Good morning

I seem to have woken up to a land without wifi. This is both disconcerting and inconvenient. But it does remind me how lucky we are to live in a world of constant internet. After all – not everyone can claim that: I remember the dial-up days…

The headlines:

  1. No real news on the Greek front, despite many articles of recycled commentary and 30 second soundbites from Euro-ministers that sound suitably ominous and threatening. Everyone seems to be expecting the debt swap (with private creditors) to get the go-ahead on Monday. Germany just wants everyone to agree. France wants the debt swap to include the ECB’s Greek debt holdings. There is talk of cutting interest rates on the bailout loans being given. The Netherlands and Finland want to delay the bailout until after elections. In response, the Greeks have told everyone to foxtrot oscar about election dates. In a rather brisk and chilly tone. Arab Spring, European Winter? Link: The CNBC updateThe Bloomberg UpdateAll the warnings about how bad it would be.

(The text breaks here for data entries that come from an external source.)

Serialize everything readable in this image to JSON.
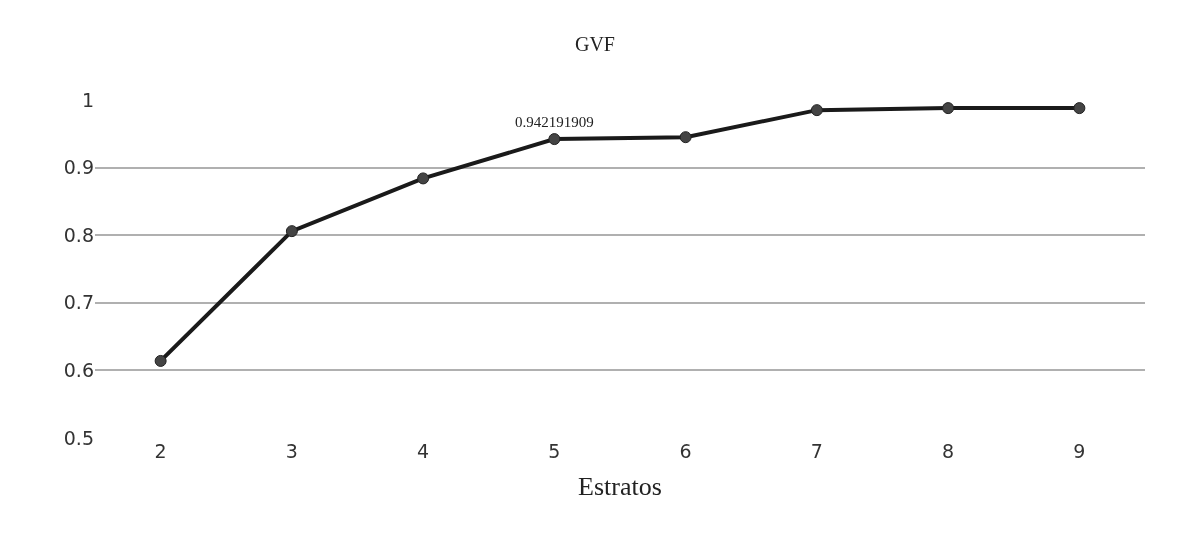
{
  "chart_data": {
    "type": "line",
    "title": "GVF",
    "xlabel": "Estratos",
    "categories": [
      "2",
      "3",
      "4",
      "5",
      "6",
      "7",
      "8",
      "9"
    ],
    "series": [
      {
        "color": "#1a1a1a",
        "values": [
          0.614,
          0.806,
          0.884,
          0.942191909,
          0.945,
          0.985,
          0.988,
          0.988
        ],
        "value_labels": [
          null,
          null,
          null,
          "0.942191909",
          null,
          null,
          null,
          null
        ]
      }
    ],
    "ylim": [
      0.5,
      1
    ],
    "yticks": [
      0.5,
      0.6,
      0.7,
      0.8,
      0.9,
      1
    ],
    "grid": "y",
    "legend": false,
    "marker": "circle",
    "line_style": "solid"
  }
}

  2. Someone had offered to buyout Billabong, the surfwear company. TPG, a buyout company, has offered $823million for it: which works out to a premium of around 68% to the closing price immediately before the announcement. Billabong management seem to think that the offer is too low. Link: Billabong Buyout.

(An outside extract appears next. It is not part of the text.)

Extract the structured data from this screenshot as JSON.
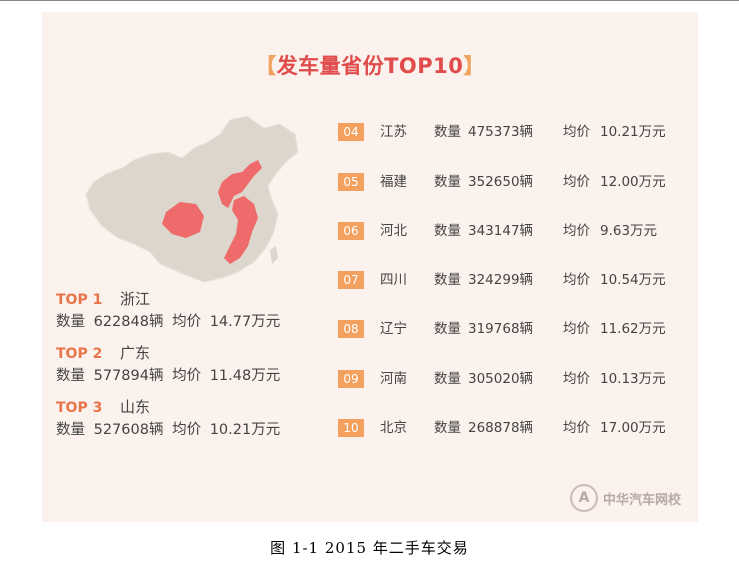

  3. Twitter is expanding its ad business. This is interesting because I wasn’t really sure how advertising on twitter works. But I do recall seeing Telkom’s 8ta tweets coming through on my timeline – which is strange, because I’ve never followed Telkom. Also, I’ve always wondered how certain users can be “promoted”. Turns out – they pay for it. And now Twitter is removing the minimum spend requirements. I expect to see less of the people I follow, and more of the firms I don’t. I fear this could get irritating. Link: Twitter expands ad business.
  4. The DRC plans to build the Inga Three Dam have been dealt a blow. BHP Billiton was meant to build an aluminium smelter plant in the area, which would have provided a significant and constant cash-flow to the hydroelectric project that the dam will power. BHP Billiton pulled out after assessing construction costs of the plant, and the World Bank has recently warned about the construction costs of the dam itself; but Congolese officials remain undeterred in their optimism. The mineral-rich country has been limited in its growth by a lack of access to infrastructure and electric power. Link: Inga Three Dam: BHP withdraws custom.

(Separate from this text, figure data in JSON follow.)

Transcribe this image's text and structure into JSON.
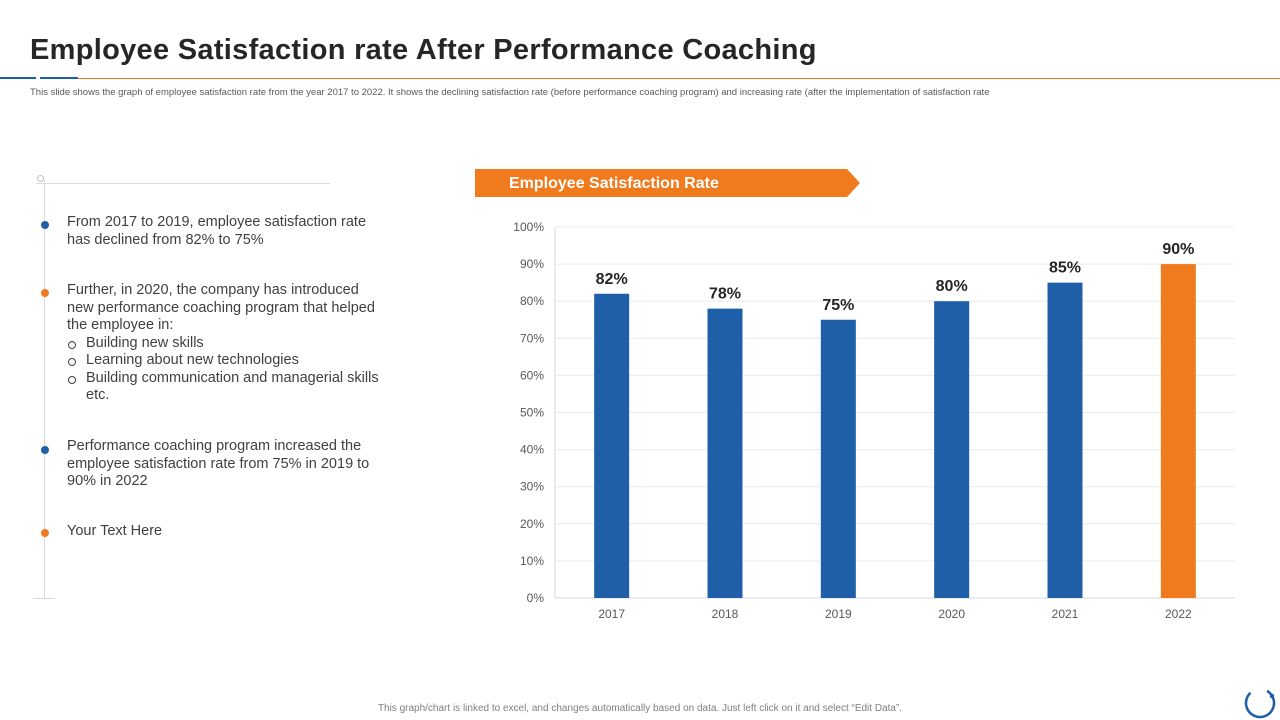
{
  "header": {
    "title": "Employee Satisfaction rate After Performance Coaching",
    "subtitle": "This slide shows the graph of employee satisfaction rate from the year 2017 to 2022. It shows the declining satisfaction rate (before performance coaching program) and increasing rate (after the implementation  of satisfaction rate"
  },
  "bullets": [
    {
      "text": "From 2017 to 2019, employee satisfaction rate has declined from 82% to 75%",
      "color": "#1f5fa8"
    },
    {
      "text": "Further, in 2020, the company has introduced new performance coaching program that helped the employee in:",
      "color": "#f07a1e",
      "sub_items": [
        "Building new skills",
        "Learning about new technologies",
        "Building communication and managerial skills etc."
      ]
    },
    {
      "text": "Performance coaching program increased the employee satisfaction rate from 75% in 2019 to 90% in 2022",
      "color": "#1f5fa8"
    },
    {
      "text": "Your Text Here",
      "color": "#f07a1e"
    }
  ],
  "chart_banner": "Employee Satisfaction Rate",
  "footer": "This graph/chart is linked to excel, and changes automatically based on data. Just left click on it and select “Edit Data”.",
  "colors": {
    "primary": "#1f5fa8",
    "accent": "#f07a1e",
    "grid": "#ececec",
    "axis": "#d9d9d9"
  },
  "icons": {
    "corner": "loader-ring-icon"
  },
  "chart_data": {
    "type": "bar",
    "title": "Employee Satisfaction Rate",
    "xlabel": "",
    "ylabel": "",
    "categories": [
      "2017",
      "2018",
      "2019",
      "2020",
      "2021",
      "2022"
    ],
    "values": [
      82,
      78,
      75,
      80,
      85,
      90
    ],
    "data_labels": [
      "82%",
      "78%",
      "75%",
      "80%",
      "85%",
      "90%"
    ],
    "bar_colors": [
      "#1f5fa8",
      "#1f5fa8",
      "#1f5fa8",
      "#1f5fa8",
      "#1f5fa8",
      "#f07a1e"
    ],
    "ylim": [
      0,
      100
    ],
    "yticks": [
      0,
      10,
      20,
      30,
      40,
      50,
      60,
      70,
      80,
      90,
      100
    ],
    "ytick_suffix": "%",
    "grid": true,
    "legend": "none"
  }
}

  5. General Motors announced a 62% increase in profits in its 2011 results, despite losses from its European operations. Link: GM Profits announced.
  6. And last, but not least, ABN Business News Briefs. The key points:
    • The Nigerian government has said that it expects its deficit to be higher this year as a result of reimplemented petrol-import subsidies. It plans to finance this with money taken from its crude oil savings. Makes symmetric sense to me.
    • Angola will export 1.79 million barrels of oil a day in April, up from a planned 1.61 million barrels. 
    • Paper-maker Mondi has offered to buyout a minority interest in one of its subsidiaries – worth around 280 million Euros.
    • Impala Platinum announced a 66% increase in interim headline earnings per share, mainly as a result of a weakened exchange rate. But there was also a slight increase in revenues despite strike troubles at their Rustenberg plant: where they fired 17,000 workers, losing around 3,000 ounces of platinum per day in production.
    • Woolworths interim headline earnings per share are also up by around 35%, thanks to an 11% improvement in revenues, as well as share buybacks (which reduce the number of shares that the earnings are being split between – hence the large increase in earnings per share). 
    • Nigeria plans to privatise three of its banks in around 12 to 18 months time. The banks were nationalised when it emerged during a 2009 audit that they were severely undercapitalised.
That’s all for now – have a great weekend!